We can even combine these filter types to create a very finely-targeted filter. For example, this filter returns all the user accounts (objectCategory=User), provided that the user is a member of either the Finance or the Research department:
(&(objectCategory=User)(|(department=Finance)(department=Research)))
Or, to again put it a little more visually:
(&
(objectCategory=User)
(|
(Department=Finance)
(Department=Research)
)
)
As you can see, with this filter we have both an AND filter and an OR filter. The AND filter looks like this, and specifies that we must have a user who comes from a specific department:
&(objectCategory=User)(|(department=Finance)(department=Research))
And then we have the OR filter, which indicates which department:
|(department=Finance)(department=Research)
Don’t feel bad; it is a little confusing, especially at first. But eventually you’ll learn to read and write these LDAP filters almost as easily as you read and write SQL queries.

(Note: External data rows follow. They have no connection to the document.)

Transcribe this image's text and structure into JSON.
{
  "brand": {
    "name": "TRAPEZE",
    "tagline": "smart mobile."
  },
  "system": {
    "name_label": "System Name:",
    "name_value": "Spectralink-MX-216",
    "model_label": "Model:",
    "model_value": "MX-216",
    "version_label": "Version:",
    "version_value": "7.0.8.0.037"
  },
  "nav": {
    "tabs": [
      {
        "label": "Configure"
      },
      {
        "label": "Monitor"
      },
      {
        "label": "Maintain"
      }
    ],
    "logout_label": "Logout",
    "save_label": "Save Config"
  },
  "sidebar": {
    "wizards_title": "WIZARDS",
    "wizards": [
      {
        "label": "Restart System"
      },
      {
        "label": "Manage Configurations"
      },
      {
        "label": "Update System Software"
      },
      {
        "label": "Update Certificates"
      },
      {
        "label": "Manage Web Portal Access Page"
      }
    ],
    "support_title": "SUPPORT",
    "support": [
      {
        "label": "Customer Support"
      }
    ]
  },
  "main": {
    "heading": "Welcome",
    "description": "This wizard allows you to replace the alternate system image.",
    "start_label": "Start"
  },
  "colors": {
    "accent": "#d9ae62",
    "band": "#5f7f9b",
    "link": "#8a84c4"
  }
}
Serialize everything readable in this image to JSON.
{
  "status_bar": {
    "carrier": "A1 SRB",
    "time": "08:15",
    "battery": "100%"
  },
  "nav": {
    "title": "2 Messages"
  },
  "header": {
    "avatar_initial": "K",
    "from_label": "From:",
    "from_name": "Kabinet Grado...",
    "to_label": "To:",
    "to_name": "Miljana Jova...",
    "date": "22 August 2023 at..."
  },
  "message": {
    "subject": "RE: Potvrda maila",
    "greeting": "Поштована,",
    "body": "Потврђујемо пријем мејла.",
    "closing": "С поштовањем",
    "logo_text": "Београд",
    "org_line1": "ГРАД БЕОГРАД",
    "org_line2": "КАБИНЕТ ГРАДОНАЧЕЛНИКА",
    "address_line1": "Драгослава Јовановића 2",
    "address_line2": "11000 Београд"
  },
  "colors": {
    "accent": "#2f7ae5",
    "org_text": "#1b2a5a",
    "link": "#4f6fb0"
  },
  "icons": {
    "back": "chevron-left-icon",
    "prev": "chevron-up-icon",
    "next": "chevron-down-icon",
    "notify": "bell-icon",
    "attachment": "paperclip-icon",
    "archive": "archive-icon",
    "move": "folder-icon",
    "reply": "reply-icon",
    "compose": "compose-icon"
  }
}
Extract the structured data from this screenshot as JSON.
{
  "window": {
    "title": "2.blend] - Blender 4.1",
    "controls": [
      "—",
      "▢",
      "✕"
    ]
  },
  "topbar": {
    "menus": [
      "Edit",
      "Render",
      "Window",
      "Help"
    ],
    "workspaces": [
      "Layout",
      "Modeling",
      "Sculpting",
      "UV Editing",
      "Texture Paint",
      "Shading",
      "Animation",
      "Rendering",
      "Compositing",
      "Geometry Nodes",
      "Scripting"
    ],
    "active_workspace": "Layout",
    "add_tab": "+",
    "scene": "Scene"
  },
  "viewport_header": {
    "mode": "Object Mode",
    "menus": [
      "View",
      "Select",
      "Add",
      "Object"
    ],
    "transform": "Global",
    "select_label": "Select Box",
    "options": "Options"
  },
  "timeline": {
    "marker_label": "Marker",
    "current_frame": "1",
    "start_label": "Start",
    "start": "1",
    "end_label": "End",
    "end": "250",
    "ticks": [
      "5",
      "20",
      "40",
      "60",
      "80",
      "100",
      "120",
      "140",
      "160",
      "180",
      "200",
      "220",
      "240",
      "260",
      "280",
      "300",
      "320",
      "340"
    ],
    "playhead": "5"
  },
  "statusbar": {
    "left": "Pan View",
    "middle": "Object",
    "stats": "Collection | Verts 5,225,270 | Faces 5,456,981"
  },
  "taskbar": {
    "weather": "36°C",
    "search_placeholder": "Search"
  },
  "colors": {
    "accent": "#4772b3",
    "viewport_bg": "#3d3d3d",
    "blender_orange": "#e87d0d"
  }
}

Note. Well, we did say almost. |
Last, but hardly least, we have the NOT filter. What do you suppose this filter does?
$strFilter = "(!(objectCategory=User))"
We won’t keep you in suspense: this filter returns all objects that are not user account objects. (The exclamation point – ! – indicates a NOT filter.) Need a list of users who do not have a telephone number? This filter should do the trick:
$strFilter = "(&(objectCategory=User)(!(telephoneNumber=*)))"
For more information, take a peek at the LDAP Filter Syntax on MSDN.
That’s All For Now
Like we said, this isn’t necessarily everything you need to know about writing Active Directory search scripts, but it should be enough to get you started. Let us know if you have additional questions, and we’ll see what we can do about addressing those issues sometime in the near future.